Philippe Lacôte est réalisateur et producteur de films documentaires et de fictions. Il est né et a grandi en Côte d’Ivoire. Après des études de linguistique, il devient reporter et chroniqueur radio. Par la suite, il se dirige vers le cinéma dans les domaines de la production, de la réalisation et de la distribution des films. Run, soutenu par le Programme ACPCultures+, est son premier long métrage. Le projet de ce film a été retenu par la Cinéfondation du Festival de Cannes en 2012. Run est en sélection officielle « Un Certain Regard » du Festival de Cannes 2014

Le réalisateur Philippe Lacôte © DR

Votre film Run revient sur l’histoire récente de la guerre civile en Côte d’Ivoire. En 2008, vous avez réalisé un documentaire intitulé « Chroniques de guerre en Côte d’Ivoire ». Pourquoi est-ce important pour vous de faire des films sur les troubles que connaît votre pays, la Côte d’Ivoire ?

Je n’ai pas choisi de témoigner dans mes fims, de l’histoire de la Côte d’Ivoire. Je suis arrivé à Abidjan le 15 Septembre 2002 avec le désir de filmer, de faire un état des lieux, à travers la trajectoire tragique d’un ami d’enfance : Barbenoire. Trois jours après, la rebellion a éclaté. J’ai filmé mon quartier, Yopougon, durant les trois première semaines du couvre-feu. D’une certaine manière, c’est le sujet qui s’est imposé. Au delà de ces hasards qui n’en sont pas vraiment, j’aime le cinéma qui prend sa force dans le réel. Et il y a une vraie force narrative dans le politique. C’est peut être le dernier lieu où se cotoient avec une brutalité inouïe, le tragique et l’héroïque.

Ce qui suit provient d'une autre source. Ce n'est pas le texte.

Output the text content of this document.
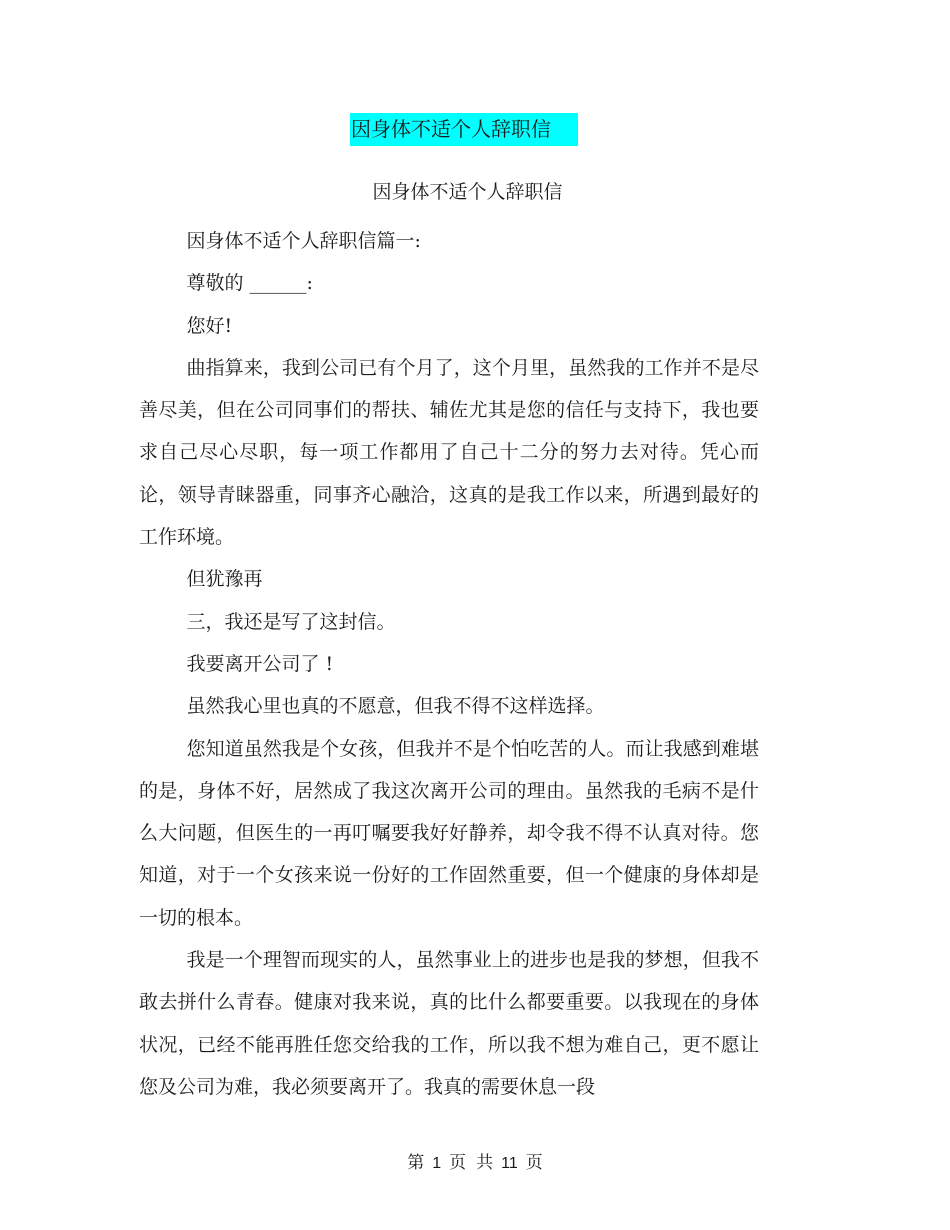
因身体不适个人辞职信
因身体不适个人辞职信

因身体不适个人辞职信篇一:

尊敬的 ______:

您好!

曲指算来，我到公司已有个月了，这个月里，虽然我的工作并不是尽善尽美，但在公司同事们的帮扶、辅佐尤其是您的信任与支持下，我也要求自己尽心尽职，每一项工作都用了自己十二分的努力去对待。凭心而论，领导青睐器重，同事齐心融洽，这真的是我工作以来，所遇到最好的工作环境。

但犹豫再

三，我还是写了这封信。

我要离开公司了 !

虽然我心里也真的不愿意，但我不得不这样选择。

您知道虽然我是个女孩，但我并不是个怕吃苦的人。而让我感到难堪的是，身体不好，居然成了我这次离开公司的理由。虽然我的毛病不是什么大问题，但医生的一再叮嘱要我好好静养，却令我不得不认真对待。您知道，对于一个女孩来说一份好的工作固然重要，但一个健康的身体却是一切的根本。

我是一个理智而现实的人，虽然事业上的进步也是我的梦想，但我不敢去拼什么青春。健康对我来说，真的比什么都要重要。以我现在的身体状况，已经不能再胜任您交给我的工作，所以我不想为难自己，更不愿让您及公司为难，我必须要离开了。我真的需要休息一段

第 1 页 共 11 页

« Run » est en sélection officielle du 67ème Festival de Cannes, dans la catégorie « Un Certain Regard ». Quel est votre état d’esprit à quelques jours de l’ouverture du Festival ?

Mon premier sentiment est de la curiosité, celle d’être confronté à des cinéastes du monde entier et de voir à travers la sélection, quels visages du monde les réalisateurs peignent aujourd’hui. La présence en sélection officielle n’est pas un terminus. C’est le résultat d’un travail d’équipe commencé il y a pas mal d’années, à travers des courts métrages et documentaires. Des années pendant lesquelles il a fallu cultiver ses défauts, affirmer une position sans pour autant se fermer aux critiques.  Je suis aussi content pour mon pays, la Côte d’Ivoire, qui revient sur la scène cinématographique internationale.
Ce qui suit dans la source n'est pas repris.